チェルシーにとっても、モイセス・カイセドの1億1500万ポンドを塗り替えるクラブレコード。ライバルを出し抜くためには「ビッグイベントが終わる前」「1発で決められるオファー」のセットが必要と考えたのでしょう。ワールドカップが終わったら動くはずだったアーセナルは、1億ポンドを超える額を支払う気はなく、アストン・ヴィラは渾身のオファーを断れなかったようです。
フランスとの3位決定戦でイヴァン・トニーの後ろに入ったモーガン・ロジャースは、アメリカから帰国したらすぐにメディカルチェックを受ける予定になっています。速報を配信した「スカイスポーツ」によると、23歳のイングランド代表FWがサインする契約は6年で、1年の延長オプションが付いているそうです。
ミドルズブラからヴィラに加わったのは2024年1月。移籍金は1600万ポンドでした。プレミアリーグ初ゴールは4月に入ってからで、ブレントフォード戦で左足のシュートを決めると、ボーンマス戦とチェルシー戦で連発して最初のシーズンを終えています。前線に不可欠な存在となった2024-25シーズンは、公式戦54試合14ゴール16アシストという秀逸な数字を残しました。

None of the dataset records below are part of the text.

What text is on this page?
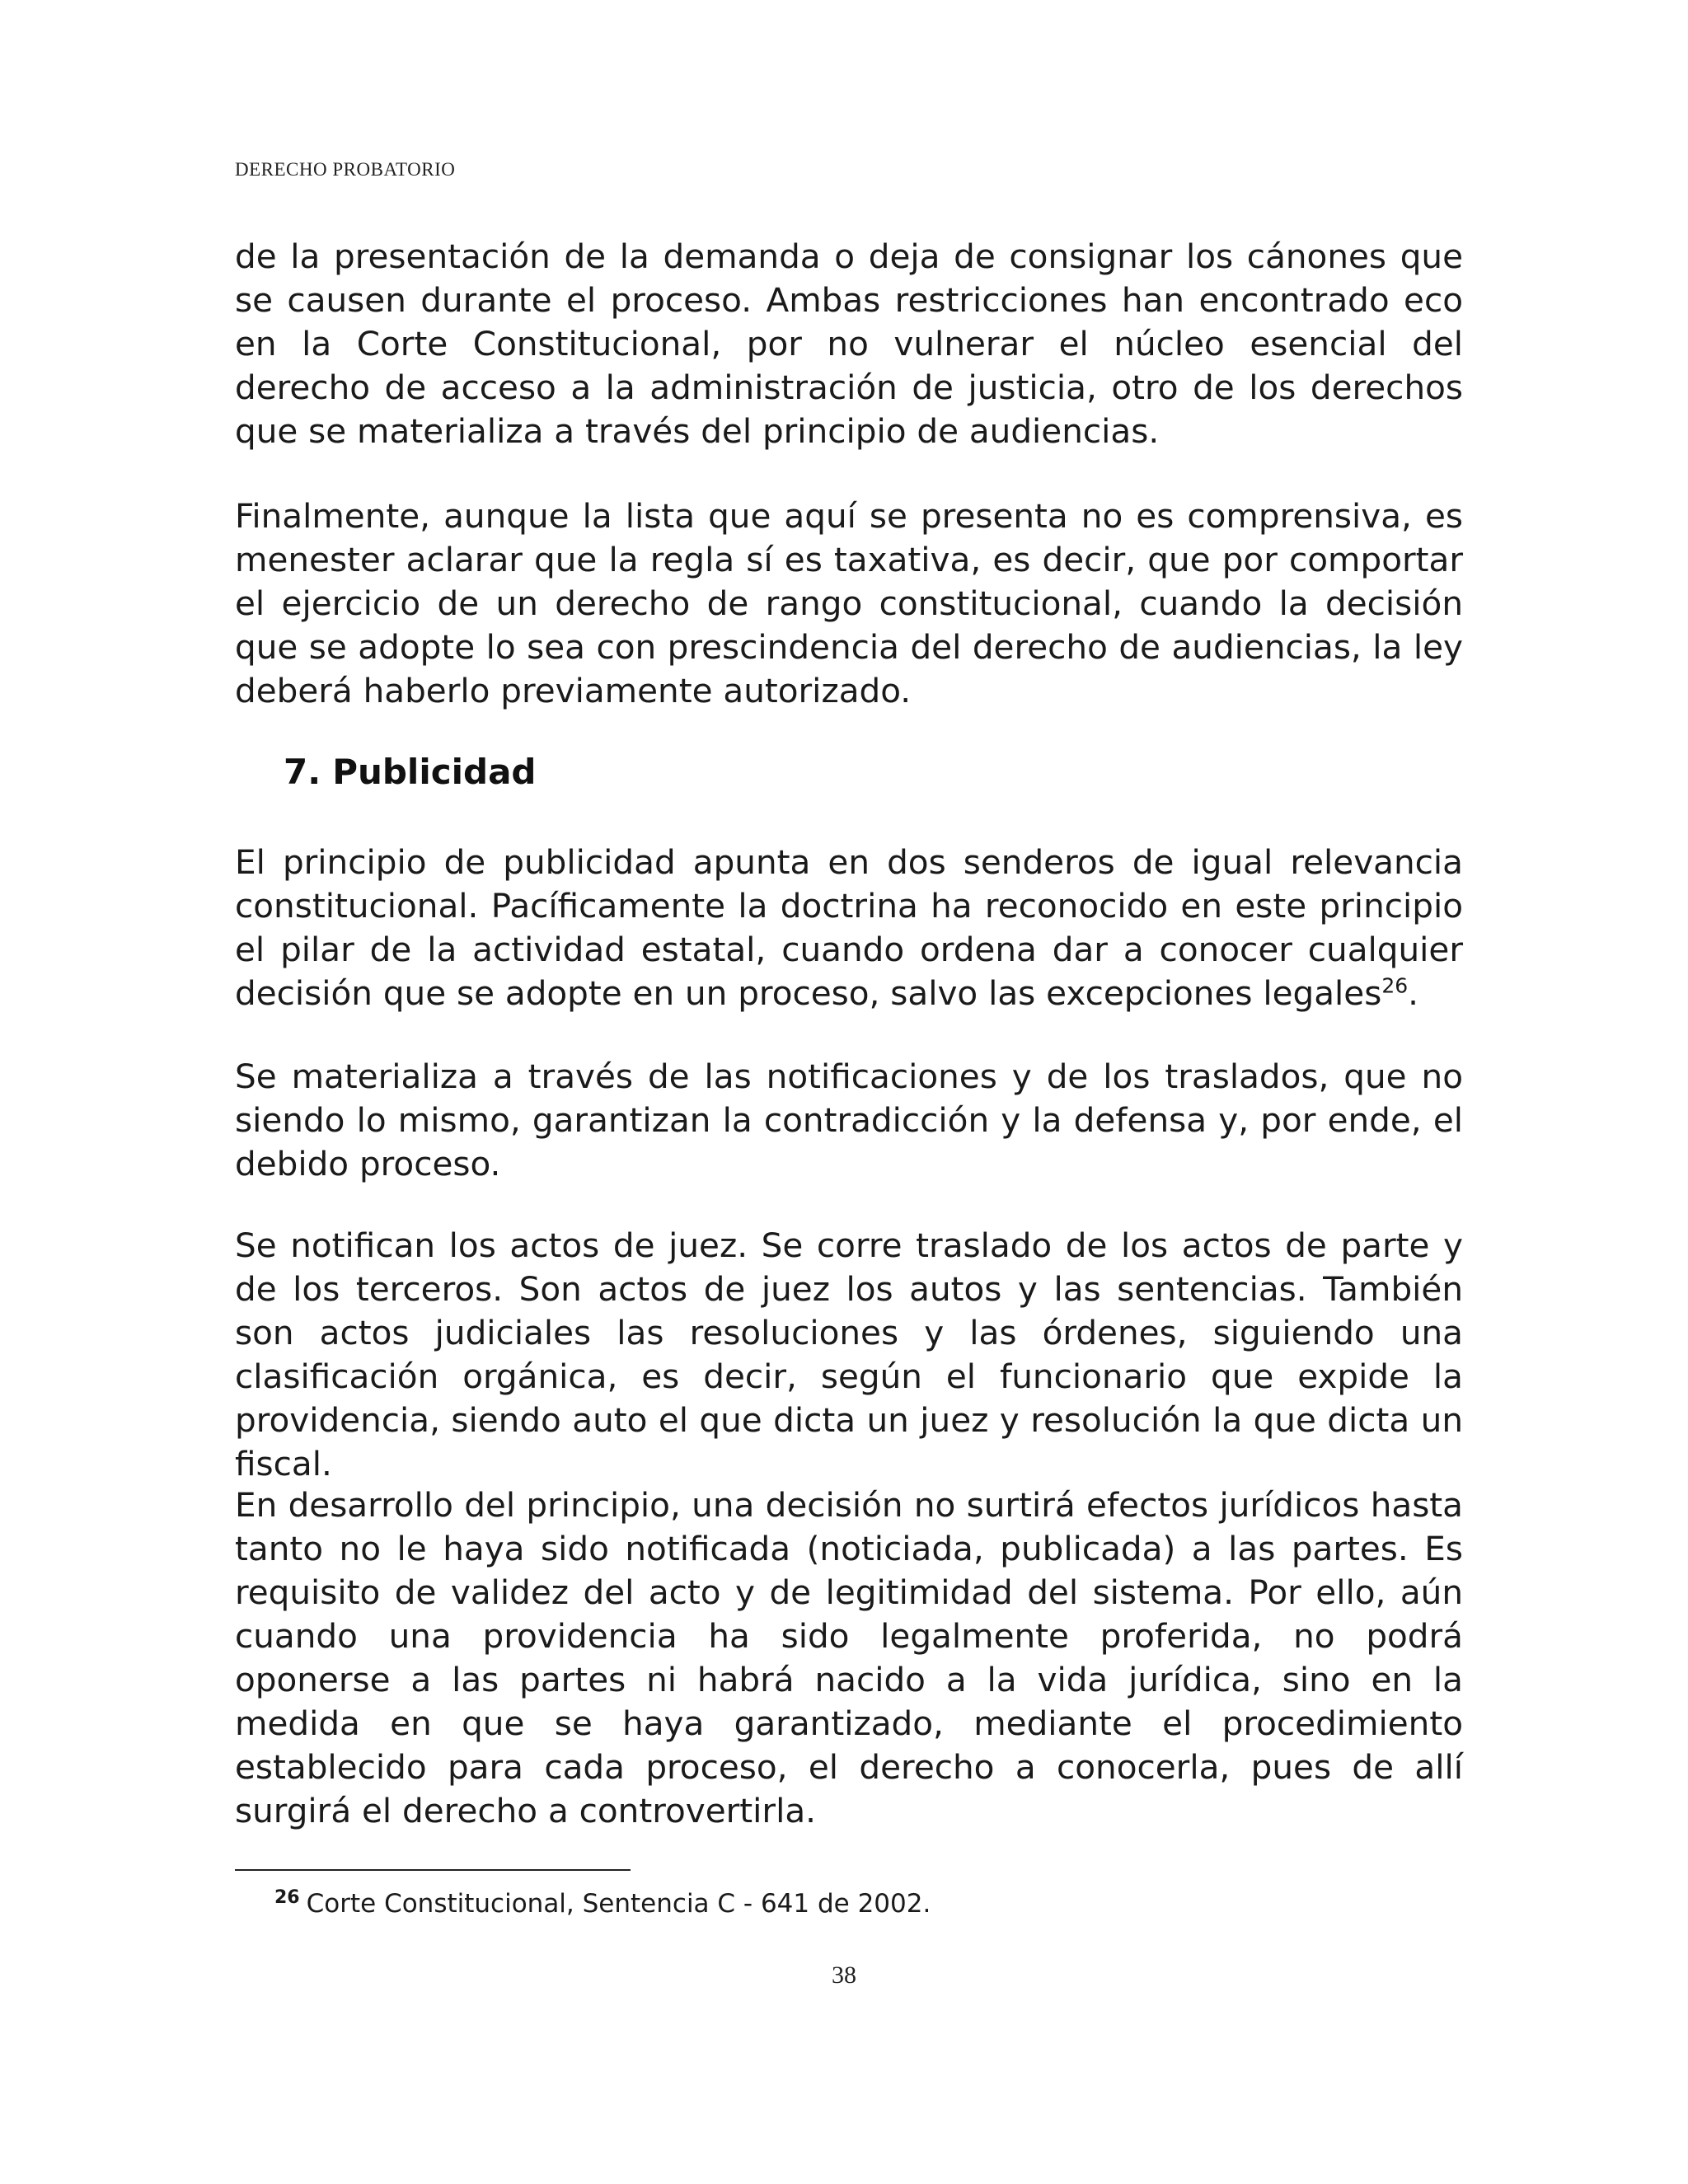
DERECHO PROBATORIO

de la presentación de la demanda o deja de consignar los cánones que se causen durante el proceso. Ambas restricciones han encontrado eco en la Corte Constitucional, por no vulnerar el núcleo esencial del derecho de acceso a la administración de justicia, otro de los derechos que se materializa a través del principio de audiencias.

Finalmente, aunque la lista que aquí se presenta no es comprensiva, es menester aclarar que la regla sí es taxativa, es decir, que por comportar el ejercicio de un derecho de rango constitucional, cuando la decisión que se adopte lo sea con prescindencia del derecho de audiencias, la ley deberá haberlo previamente autorizado.

7. Publicidad

El principio de publicidad apunta en dos senderos de igual relevancia constitucional. Pacíficamente la doctrina ha reconocido en este principio el pilar de la actividad estatal, cuando ordena dar a conocer cualquier decisión que se adopte en un proceso, salvo las excepciones legales$^{26}$.

Se materializa a través de las notificaciones y de los traslados, que no siendo lo mismo, garantizan la contradicción y la defensa y, por ende, el debido proceso.

Se notifican los actos de juez. Se corre traslado de los actos de parte y de los terceros. Son actos de juez los autos y las sentencias. También son actos judiciales las resoluciones y las órdenes, siguiendo una clasificación orgánica, es decir, según el funcionario que expide la providencia, siendo auto el que dicta un juez y resolución la que dicta un fiscal.

En desarrollo del principio, una decisión no surtirá efectos jurídicos hasta tanto no le haya sido notificada (noticiada, publicada) a las partes. Es requisito de validez del acto y de legitimidad del sistema. Por ello, aún cuando una providencia ha sido legalmente proferida, no podrá oponerse a las partes ni habrá nacido a la vida jurídica, sino en la medida en que se haya garantizado, mediante el procedimiento establecido para cada proceso, el derecho a conocerla, pues de allí surgirá el derecho a controvertirla.

$^{26}$ Corte Constitucional, Sentencia C - 641 de 2002.
38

プレミアリーグは37試合8ゴール11アシスト。左右のサイドとトップ下でゴールに絡み続けたアタッカーは、最前線でも3試合に出場しています。昨シーズンの持ち場は左ウイングとトップ下で、プレミアリーグ37試合10ゴール7アシスト。フライブルクとのヨーロッパリーグのファイナルでは、ティーレマンスの先制ゴールをアシストし、58分に勝負を決める3点めをゲットしています。
ヨーロッパリーグのMVPに輝いたモーガン・ロジャースは、2024年11月に初招集のイングランド代表でも既に21試合に出場しています。FIFAワールドカップ2026は、途中出場が5試合で先発は2試合。アルゼンチンとのセミファイナルでは右サイドで起用され、アンソニー・ゴードンに絶妙なクロスを通し、アシストを記録しました。
驚愕のハイジャックが実現しようとしている今、最大の疑問は本人の決断です。アーセナルかアストン・ヴィラならチャンピオンズリーグに出場できたのに、国内のバトルでシーズンを終えるクラブを選んだのはなぜか?イングランド代表でともに戦っていたデクラン・ライス、エゼ、サカ、ノニ・マドゥエケは、ノースロンドンの魅力を伝えられなかったのか?
もしかすると、スリーライオンズのアーセナルの精鋭たちは、移籍を回避する理由になってしまったのかもしれません。バイノー=ギッテンスが空転し、ガルナチョが放出候補となっているクラブのほうが出場機会を減らすリスクは低いといえるでしょう。理由はどうあれ、「本人が入団を熱望していると主張し、移籍金を下げさせる」というシナリオは崩壊してしまったようです。
最後に、ひとつだけ。イングランドの前線と中盤は、総額6億2000万ポンドを超える豪華な布陣になりました。モーガン・ロジャースは1億1700万ポンド、エリオット・アンダーソンは1億1600万ポンド、ベリンガムは1億1500万ポンド、デクラン・ライスは1億500万ポンド、ハリー・ケインは1億ポンド。バルセロナが支払うアンソニー・ゴードンの6900万ポンドは激安に見えます。
最重要ターゲットをさらわれたアーセナルは、パリ・サンジェルマンのブラッドリー・バルコラにレーダーの向きを変えるのでしょうか。ムドリクをハイジャックされた後、第二希望のトロサールを獲得して成功したように、うまくリカバーするしかありません。何が起こるかわからないのがフットボールの世界です。トランスファーマーケットも、ワールドカップも。